More than words...'right-brain to right-brain' communication in intimate relationships

Remember when you were a little boy or girl - how important it was when you were upset that Mum or Dad comforted you. They may have responded to you with a hug or a kiss, reassured you that you would be OK, and maybe helped you to make sense of how you were feeling. These caring responses, repeated numerous times when you were growing up, are what helped you develop your working internal models of relationship - the relationship between you and others, but also the relationship between different parts of yourself (in particular how the overwhelmed, anxious part of you is responded to by your competent, well functioning part).

As adults, our need for comfort is not so different from when we were kids. When we feel upset, sad, embarrassed..... what we need most of all from our loved ones (and from our own internal adult self) is a caring response. Like little ones, what matters to us most is the non-verbal elements of the communication, which when given in a soothing way will settle us back into a state of calm.

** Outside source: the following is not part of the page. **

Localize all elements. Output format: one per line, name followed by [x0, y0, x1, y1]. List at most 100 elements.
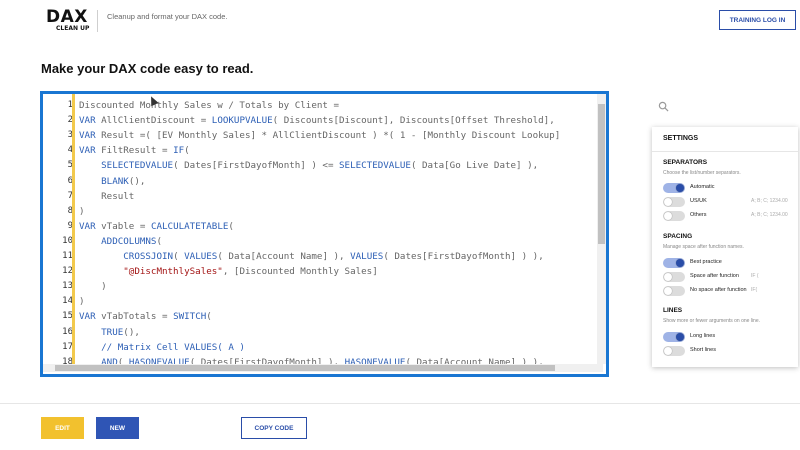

Picture yourself in this scenario: you are driving to the shops, your partner in the passenger seat. Without warning, a car pulls out from a side street in front of you, you brake suddenly and only barely avoid a collision. You pull to the side of the road, feeling shaken. Your partner, also feeling shaken, starts to speak to you in an agitated way. "Why didn't you see that coming? I never feel safe in the car with you. Why do you always drive so close to the car in front, you're such an impatient driver, if you'd left more room we wouldn't have had a near accident!" You feel attacked, even more shaken than you already were from the incident itself.

Do you say:- "I always drive carefully, I had no warning, why do you always rip into me about things that aren't even my fault? How could I have predicted that car would come out of the side street like that?"

Or are you able to say, using a soothing tone of voice:- "You must be feeling really shaky - I know I feel pretty shaken up too. We're OK though, it's going to be alright. It was a near miss, but no-one got hurt. Let's just sit here a moment until I can calm down enough to keep driving. Maybe we should go for a coffee before we do the shopping?"

While the first response is completely understandable, it's likely to make your partner feel even more agitated; s/he may then become even more attacking in her/his remarks, causing you to feel even more upset. You may even start to defend yourself by either saying attacking things in your defense, or shutting down. Either of these responses will leave the 'shaken-up' part of your partner feeling alone and uncared for.

If you can manage the second response, you're engaging in 'right-brain to right-brain' communication. By responding directly to how your partner is feeling, beyond the words, you can look after him/her emotionally, and help him/her return to a state of calm. It may take a while - you may need to repeat variations of these responses for a time until your partner is OK. Once s/he is calm though, s/he may be able to hear about how shaken up you were, and to reassure you that you are OK too.